Speaking of these electric cars, though, things may be really rough for anyone trying to sell a car powered by electrons, as Edmunds predicts that with the loss of the federal tax credit on EV sales (soon to go away for several automakers), electric car sales will plummet. The only way to prevent this is for the current administration to extend the credits (which is about as likely as I am a trained porpoise pressing the keys with my nose), or for car makers to stack up incentives on the electrics and sell them at a loss.

Cuban Classic Car Blue with White Roof

In more bummer news, while we in the States are enjoying cheap gas, you know who isn’t? Cuba. In fact, they are running out. It turns out that most of their gasoline has been coming from Venezuela, where the economy is tanking in the face of dropping petroleum prices and wild government corruption. So, not much is coming from Venezuela, and Cuba will soon be running dry.

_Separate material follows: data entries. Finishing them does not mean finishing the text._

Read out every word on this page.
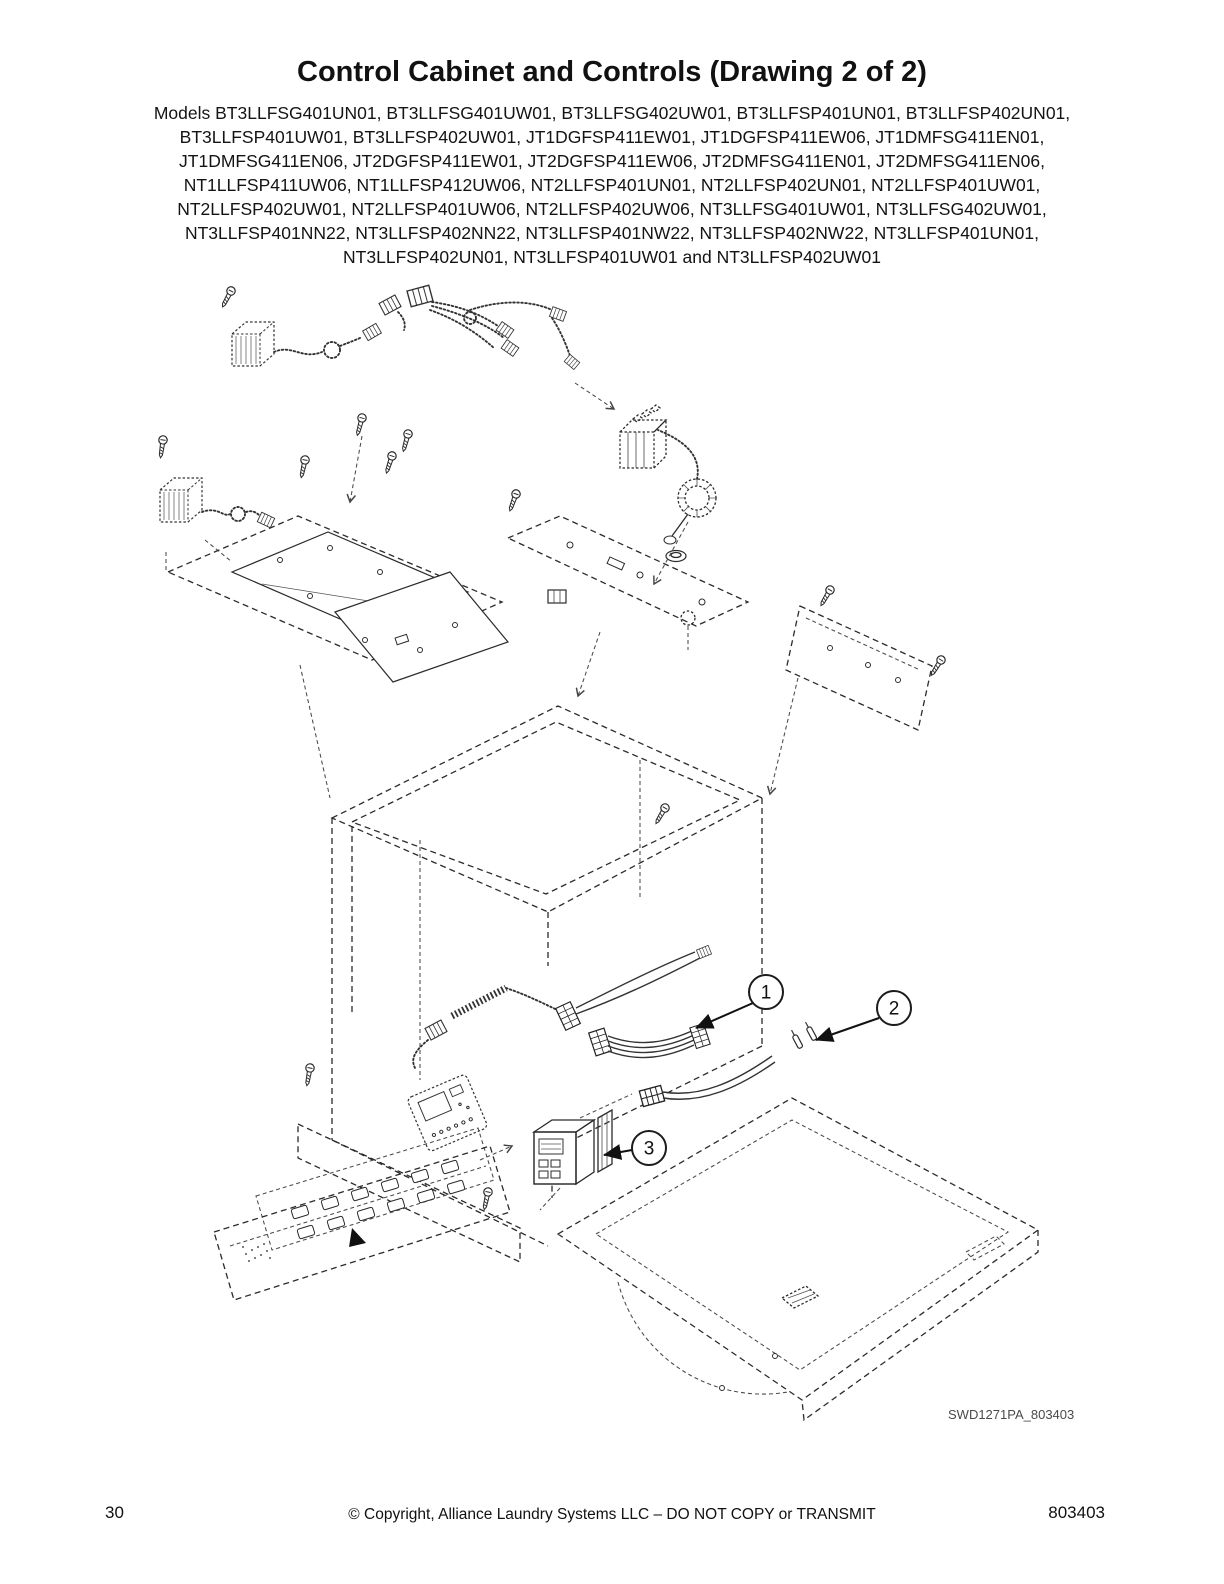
Control Cabinet and Controls (Drawing 2 of 2)
Models BT3LLFSG401UN01, BT3LLFSG401UW01, BT3LLFSG402UW01, BT3LLFSP401UN01, BT3LLFSP402UN01,
BT3LLFSP401UW01, BT3LLFSP402UW01, JT1DGFSP411EW01, JT1DGFSP411EW06, JT1DMFSG411EN01,
JT1DMFSG411EN06, JT2DGFSP411EW01, JT2DGFSP411EW06, JT2DMFSG411EN01, JT2DMFSG411EN06,
NT1LLFSP411UW06, NT1LLFSP412UW06, NT2LLFSP401UN01, NT2LLFSP402UN01, NT2LLFSP401UW01,
NT2LLFSP402UW01, NT2LLFSP401UW06, NT2LLFSP402UW06, NT3LLFSG401UW01, NT3LLFSG402UW01,
NT3LLFSP401NN22, NT3LLFSP402NN22, NT3LLFSP401NW22, NT3LLFSP402NW22, NT3LLFSP401UN01,
NT3LLFSP402UN01, NT3LLFSP401UW01 and NT3LLFSP402UW01
1
2
3
SWD1271PA_803403
30	© Copyright, Alliance Laundry Systems LLC – DO NOT COPY or TRANSMIT	803403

On the lighter side, Chrysler is just so, so tragic at coming up with TV ads. They recently came up with a commercial for the Chrysler Pacifica that seemed to be trying to make the point that the Pacifica is a rare thing, but really only raised questions. These include: “How much did they pay for those weird CGI flying pigs?”; “Why don’t they fall out of the air when they hit each other?”; “Who is that dude standing in front of the literal gate to Hell?”; “Why does his dog only have two heads?”; “Why is he outside the clearly chained and padlocked gate—was he evicted from Hell?”

At time of writing, Chrysler has taken down the ad, but we have some good screenshots.

Mercedes-Benz Fleetwide Emissions

Anyways, it turns out that, to the surprise of nobody, diesels in Europe in actual driving conditions don’t meet emissions standards, according to an independent testing group. In fact, more than half of the diesels that they drove around failed to meet any of the Euro emissions standards that have ever been in place, and put out 12 times the current legal limit. That is what happens when your emissions tests work with kids’ gloves, I suppose.

All-New Buick Excelle GT Debuts in China

In other international news, foreign automakers will soon be able to get a bigger stake in the Chinese market, as the long-standing 50/50 rule, where foreign carmakers had to form a joint venture split 50/50 with a domestic carmaker to sell cars in China, is showing signs of going away. For the global carmakers, that’s great—they will control more of their own production and so on. For the domestic ones, that’s bad—basically, according to analysts, that’s because they are bad.

Finally, I was somewhat annoyed this past week to find out that BMW has recently been holding conferences where they talk about the company being under “electric attack” which they direly need to come back from, since they haven’t been making much progress in selling electric vehicles. However, despite releasing a few comparatively short-ranged plug-in hybrids on already-popular models, BMW hasn’t made a big change to its electric “i” subbrand since the introduction of the i3 and i8. While cool and much-hyped at their launch, those models are in need of a refresh, or at least a new sibling. At the very least, BMW could stand to push its plug-in electrics more.